I’m delighted to finally be investing in Asana, which I’ve wanted to do for a long time.
One of the things I’ve learned about companies is that 1) clear tasks and goals, 2) clearly communicated, and 3) with clear and frequent measurement are very important to success. Most companies fail at all 3 of these, and they become more important as companies get bigger. Asana is the best way to excel in these 3 areas.
“You make what you measure” is really true, and most companies don’t measure well at all. I spend a lot of time talking to people who work at startups, and most employees feel like they don’t have a good sense of what specifically the company needs to get done and how all the tasks are going. Better work tracking leads to better collaboration and better decision-making.
Another thing I’ve learned investing in startups is how important it is to have some users that really love a product (instead of liking it pretty much). Asana has the level of product love that all great companies have in common. As a small example, their recurring revenue has been incredibly sticky and more than doubled every year.

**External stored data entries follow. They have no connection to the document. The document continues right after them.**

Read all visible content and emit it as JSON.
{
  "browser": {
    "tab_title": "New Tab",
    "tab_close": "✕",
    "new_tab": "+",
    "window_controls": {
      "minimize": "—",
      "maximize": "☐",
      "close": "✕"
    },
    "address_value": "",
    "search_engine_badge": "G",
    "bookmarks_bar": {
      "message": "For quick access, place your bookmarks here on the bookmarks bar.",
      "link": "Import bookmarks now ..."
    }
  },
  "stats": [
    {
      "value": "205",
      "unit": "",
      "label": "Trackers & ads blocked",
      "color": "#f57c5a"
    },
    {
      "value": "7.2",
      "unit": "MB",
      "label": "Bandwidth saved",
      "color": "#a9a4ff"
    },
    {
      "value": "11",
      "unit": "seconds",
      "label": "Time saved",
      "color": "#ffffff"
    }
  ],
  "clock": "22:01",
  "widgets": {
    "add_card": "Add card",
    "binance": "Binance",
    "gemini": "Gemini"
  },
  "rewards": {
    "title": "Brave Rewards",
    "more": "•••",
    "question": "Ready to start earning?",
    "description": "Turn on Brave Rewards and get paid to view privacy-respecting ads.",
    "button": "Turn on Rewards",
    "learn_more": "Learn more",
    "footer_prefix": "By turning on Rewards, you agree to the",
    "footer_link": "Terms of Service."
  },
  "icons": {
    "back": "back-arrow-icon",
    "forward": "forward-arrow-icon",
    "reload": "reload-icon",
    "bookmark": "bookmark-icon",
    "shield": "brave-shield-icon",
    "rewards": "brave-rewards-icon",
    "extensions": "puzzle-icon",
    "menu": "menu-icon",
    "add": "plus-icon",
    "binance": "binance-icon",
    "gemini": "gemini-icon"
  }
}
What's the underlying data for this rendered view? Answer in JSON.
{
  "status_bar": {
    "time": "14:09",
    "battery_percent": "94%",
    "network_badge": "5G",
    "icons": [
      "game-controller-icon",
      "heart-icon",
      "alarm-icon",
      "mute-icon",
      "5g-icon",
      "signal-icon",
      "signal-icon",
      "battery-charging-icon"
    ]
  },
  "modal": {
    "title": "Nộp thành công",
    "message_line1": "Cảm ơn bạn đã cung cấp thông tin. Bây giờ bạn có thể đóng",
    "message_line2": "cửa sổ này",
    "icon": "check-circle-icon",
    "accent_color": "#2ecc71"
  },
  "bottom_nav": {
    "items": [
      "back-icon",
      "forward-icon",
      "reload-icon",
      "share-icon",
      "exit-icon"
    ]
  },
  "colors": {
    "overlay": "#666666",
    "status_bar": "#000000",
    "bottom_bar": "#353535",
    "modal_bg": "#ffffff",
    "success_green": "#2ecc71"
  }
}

Asana is the kind of lever that could someday massively increase the productivity of hundreds of millions of people around the world. There’s not only an opportunity for Asana to be a huge company, but also for Asana to materially increase the output for the planet—somewhat amazingly, software has not yet eaten this important part of the world.
Finally, Asana has an incredible team that, as far as I can tell as an outsider, really believes in the mission and loves the work environment (the Glassdoor reviews, something I check before every late-stage investment, are among the best I’ve ever seen).
These are all the ingredients that go into the development of an incredibly impactful and valuable company. I’m very happy to be along for the ride.